Prophylactic fluconazole reduces the incidence of colonization (NNT = 5-6) and invasive candida infection (NNT = 10-11) in neonates weighing <1500 g at birth. The benefit of treating candida colonization is unclear.

Commentary 

This study offers the strongest support for fluconazole prophylaxis of invasive candidiasis in preterm neonates to date. Despite these apparently encouraging findings, caution remains warranted before embracing this strategy as standard for care. It took 15 months for the 8 participating Italian neonatal intensive care units to identify 363 VLBW infants (although 27 were excluded from enrollment and another 14 from analysis) and enroll 141 extremely low birth weight (ELBW; birth weight ≤1000 grams) infants. This suggests that each neonatal intensive care unit admitted slightly >3 VLBW and 1 ELBW infant per month, totals much lower than would be seen in most neonatal intensive care units in the United States. This may be an important factor, because development of antimicrobial resistance in a discrete care unit (such as an intensive care unit) is often dependent on the frequency and intensity of exposure of flora to the antimicrobial agent in question. The larger the number of VLBWs and ELBWs present in a neonatal intensive care unit and receiving a specific antimicrobial agent, the greater is the likelihood that resistance to that agent will develop (although the speed at which such a development occurs varies with the family of antimicrobial). The absence of induced fluconazole resistance in this study may reflect the relatively short duration of the study and the apparently limited exposure to the agent within each neonatal intensive care unit.

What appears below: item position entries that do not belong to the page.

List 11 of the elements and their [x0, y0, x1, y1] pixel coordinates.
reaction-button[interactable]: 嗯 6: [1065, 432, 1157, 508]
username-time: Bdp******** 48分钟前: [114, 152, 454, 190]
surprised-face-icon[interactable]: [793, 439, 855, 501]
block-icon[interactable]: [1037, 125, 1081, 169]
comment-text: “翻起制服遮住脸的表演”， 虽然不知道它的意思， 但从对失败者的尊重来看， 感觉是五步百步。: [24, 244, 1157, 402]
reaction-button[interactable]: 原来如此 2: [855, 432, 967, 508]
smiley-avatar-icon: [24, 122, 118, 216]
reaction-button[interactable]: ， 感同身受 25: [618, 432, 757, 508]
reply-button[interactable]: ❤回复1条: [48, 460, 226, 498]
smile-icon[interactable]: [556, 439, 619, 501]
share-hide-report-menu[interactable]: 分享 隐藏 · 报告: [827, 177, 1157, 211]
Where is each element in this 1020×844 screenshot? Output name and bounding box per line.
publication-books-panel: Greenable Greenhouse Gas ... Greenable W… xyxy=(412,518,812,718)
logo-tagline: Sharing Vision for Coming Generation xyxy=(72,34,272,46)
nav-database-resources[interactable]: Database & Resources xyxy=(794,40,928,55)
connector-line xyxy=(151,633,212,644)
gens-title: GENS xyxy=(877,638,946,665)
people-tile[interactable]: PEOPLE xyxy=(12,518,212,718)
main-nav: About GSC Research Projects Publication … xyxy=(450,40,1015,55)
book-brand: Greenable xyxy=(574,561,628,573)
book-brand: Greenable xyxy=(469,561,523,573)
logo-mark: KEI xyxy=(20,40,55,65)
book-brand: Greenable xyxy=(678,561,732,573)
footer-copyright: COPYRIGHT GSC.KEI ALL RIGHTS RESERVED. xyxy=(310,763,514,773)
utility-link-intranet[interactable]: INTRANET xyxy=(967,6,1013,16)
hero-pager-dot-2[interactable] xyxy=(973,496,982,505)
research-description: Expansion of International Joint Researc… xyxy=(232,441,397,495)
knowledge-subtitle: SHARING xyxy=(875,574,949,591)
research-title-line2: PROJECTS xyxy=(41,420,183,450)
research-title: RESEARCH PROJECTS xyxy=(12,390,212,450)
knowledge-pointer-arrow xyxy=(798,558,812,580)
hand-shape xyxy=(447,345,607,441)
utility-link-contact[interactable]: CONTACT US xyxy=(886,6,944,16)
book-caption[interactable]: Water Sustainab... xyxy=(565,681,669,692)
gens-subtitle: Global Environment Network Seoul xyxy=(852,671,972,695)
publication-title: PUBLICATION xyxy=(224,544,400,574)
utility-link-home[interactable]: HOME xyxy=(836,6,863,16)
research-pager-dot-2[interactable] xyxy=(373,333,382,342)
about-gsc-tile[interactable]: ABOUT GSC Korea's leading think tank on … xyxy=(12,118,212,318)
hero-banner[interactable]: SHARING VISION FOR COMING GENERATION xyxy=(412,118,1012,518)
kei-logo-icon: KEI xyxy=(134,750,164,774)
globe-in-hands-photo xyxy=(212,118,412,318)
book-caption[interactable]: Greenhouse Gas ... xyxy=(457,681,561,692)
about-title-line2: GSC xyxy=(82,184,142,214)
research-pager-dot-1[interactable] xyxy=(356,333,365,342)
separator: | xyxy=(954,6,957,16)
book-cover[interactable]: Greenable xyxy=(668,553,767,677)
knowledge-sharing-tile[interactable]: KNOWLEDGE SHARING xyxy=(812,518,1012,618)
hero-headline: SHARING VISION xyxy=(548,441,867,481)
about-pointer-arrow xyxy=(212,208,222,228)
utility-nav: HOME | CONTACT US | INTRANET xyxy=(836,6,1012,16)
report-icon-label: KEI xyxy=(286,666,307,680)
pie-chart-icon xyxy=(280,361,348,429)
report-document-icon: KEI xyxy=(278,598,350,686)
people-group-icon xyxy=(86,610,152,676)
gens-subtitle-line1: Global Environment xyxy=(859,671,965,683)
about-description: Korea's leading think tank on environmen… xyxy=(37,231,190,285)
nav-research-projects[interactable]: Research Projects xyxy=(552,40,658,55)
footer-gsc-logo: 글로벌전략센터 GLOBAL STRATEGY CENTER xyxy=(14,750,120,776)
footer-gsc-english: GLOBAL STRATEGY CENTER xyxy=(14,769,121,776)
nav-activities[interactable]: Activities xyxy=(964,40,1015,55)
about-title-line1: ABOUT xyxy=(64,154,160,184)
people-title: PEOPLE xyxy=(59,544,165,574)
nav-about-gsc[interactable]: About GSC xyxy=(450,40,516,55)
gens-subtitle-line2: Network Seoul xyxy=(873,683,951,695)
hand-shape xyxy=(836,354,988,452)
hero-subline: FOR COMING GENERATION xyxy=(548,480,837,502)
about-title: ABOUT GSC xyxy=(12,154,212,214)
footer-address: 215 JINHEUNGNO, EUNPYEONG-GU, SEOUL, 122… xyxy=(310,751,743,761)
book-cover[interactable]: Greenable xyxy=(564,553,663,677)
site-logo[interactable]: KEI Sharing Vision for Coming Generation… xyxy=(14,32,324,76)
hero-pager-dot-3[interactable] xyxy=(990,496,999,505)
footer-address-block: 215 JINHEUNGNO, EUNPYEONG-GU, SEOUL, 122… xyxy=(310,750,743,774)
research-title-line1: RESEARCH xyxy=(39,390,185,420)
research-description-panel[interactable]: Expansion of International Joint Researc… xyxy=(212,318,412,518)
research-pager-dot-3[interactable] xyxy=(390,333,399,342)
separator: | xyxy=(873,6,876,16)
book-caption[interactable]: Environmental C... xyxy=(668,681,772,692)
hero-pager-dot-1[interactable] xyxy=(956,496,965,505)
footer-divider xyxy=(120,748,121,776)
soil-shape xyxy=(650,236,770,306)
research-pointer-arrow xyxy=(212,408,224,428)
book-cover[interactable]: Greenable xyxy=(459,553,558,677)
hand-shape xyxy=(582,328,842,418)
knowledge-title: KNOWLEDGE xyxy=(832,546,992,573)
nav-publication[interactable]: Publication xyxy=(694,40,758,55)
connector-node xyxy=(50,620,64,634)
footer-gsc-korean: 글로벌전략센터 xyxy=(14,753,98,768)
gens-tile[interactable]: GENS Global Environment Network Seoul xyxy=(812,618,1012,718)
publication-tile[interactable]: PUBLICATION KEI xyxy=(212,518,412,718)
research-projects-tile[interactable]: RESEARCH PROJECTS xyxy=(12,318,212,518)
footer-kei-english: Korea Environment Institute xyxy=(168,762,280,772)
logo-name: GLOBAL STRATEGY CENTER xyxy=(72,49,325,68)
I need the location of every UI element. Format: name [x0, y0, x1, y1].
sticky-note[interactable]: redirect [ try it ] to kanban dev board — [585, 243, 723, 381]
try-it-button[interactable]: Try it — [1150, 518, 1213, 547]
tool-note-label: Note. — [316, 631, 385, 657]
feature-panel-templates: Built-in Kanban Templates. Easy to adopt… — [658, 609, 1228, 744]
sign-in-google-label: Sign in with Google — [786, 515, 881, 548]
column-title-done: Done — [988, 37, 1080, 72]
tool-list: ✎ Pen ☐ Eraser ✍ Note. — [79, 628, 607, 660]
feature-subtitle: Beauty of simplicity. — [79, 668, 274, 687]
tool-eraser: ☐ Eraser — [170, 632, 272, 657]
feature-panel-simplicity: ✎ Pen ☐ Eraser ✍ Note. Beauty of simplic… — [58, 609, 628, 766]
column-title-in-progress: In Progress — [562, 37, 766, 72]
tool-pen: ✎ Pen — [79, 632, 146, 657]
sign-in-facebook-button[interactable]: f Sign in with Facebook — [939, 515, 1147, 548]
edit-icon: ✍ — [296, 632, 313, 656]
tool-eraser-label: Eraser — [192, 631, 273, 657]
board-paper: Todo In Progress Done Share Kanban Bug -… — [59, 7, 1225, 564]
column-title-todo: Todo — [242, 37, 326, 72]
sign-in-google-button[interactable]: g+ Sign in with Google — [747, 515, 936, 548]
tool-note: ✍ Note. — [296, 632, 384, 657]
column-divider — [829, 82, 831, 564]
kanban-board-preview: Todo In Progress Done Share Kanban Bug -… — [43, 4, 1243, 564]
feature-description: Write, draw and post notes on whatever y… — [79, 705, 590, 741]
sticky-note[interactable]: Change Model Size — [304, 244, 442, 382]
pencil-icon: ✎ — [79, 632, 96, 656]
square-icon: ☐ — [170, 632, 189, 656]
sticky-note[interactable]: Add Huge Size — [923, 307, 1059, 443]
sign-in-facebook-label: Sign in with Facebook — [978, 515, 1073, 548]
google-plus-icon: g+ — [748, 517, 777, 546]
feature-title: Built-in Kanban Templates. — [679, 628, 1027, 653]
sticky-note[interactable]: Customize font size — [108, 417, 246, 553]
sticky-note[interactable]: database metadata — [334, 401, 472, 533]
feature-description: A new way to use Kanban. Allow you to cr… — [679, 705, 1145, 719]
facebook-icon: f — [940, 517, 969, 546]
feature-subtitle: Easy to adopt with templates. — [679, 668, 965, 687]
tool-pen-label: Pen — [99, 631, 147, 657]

The reported lack of improvement in overall mortality and duration of neonatal intensive care unit hospitalization in this study are disappointing, but not necessarily surprising, because of the relatively small number of infected infants and VLBW and ELBW infants frequently encountering numerous other challenges that determine the duration and outcome of their hospitalization. Because the outcome for neonatal intensive care unit graduates of most interest is long-term survival without (or at least without severe) neurodevelopmental morbidity, it would be of considerable interest to learn whether there is any appreciable difference between the study groups at 18 months corrected age or later. The well-known occurrence of invasive candidiasis found at autopsy despite negative antemortem culture results also makes it worthwhile to know how many of the 28 infants who died underwent autopsy. Of those who apparently died of other causes, what were the causes and is there any possible relationship of fluconazole or fungal infection to those causes? Despite these reasons for caution, it is notable that most of the accumulating evidence about fluconazole prophylaxis in premature infants so far suggests that benefits outweigh risks. Neonatal intensive care units that have a critical frequency of invasive candidiasis may wish to give this intervention serious consideration for selected high-risk infants. Further data remain warranted and desirable.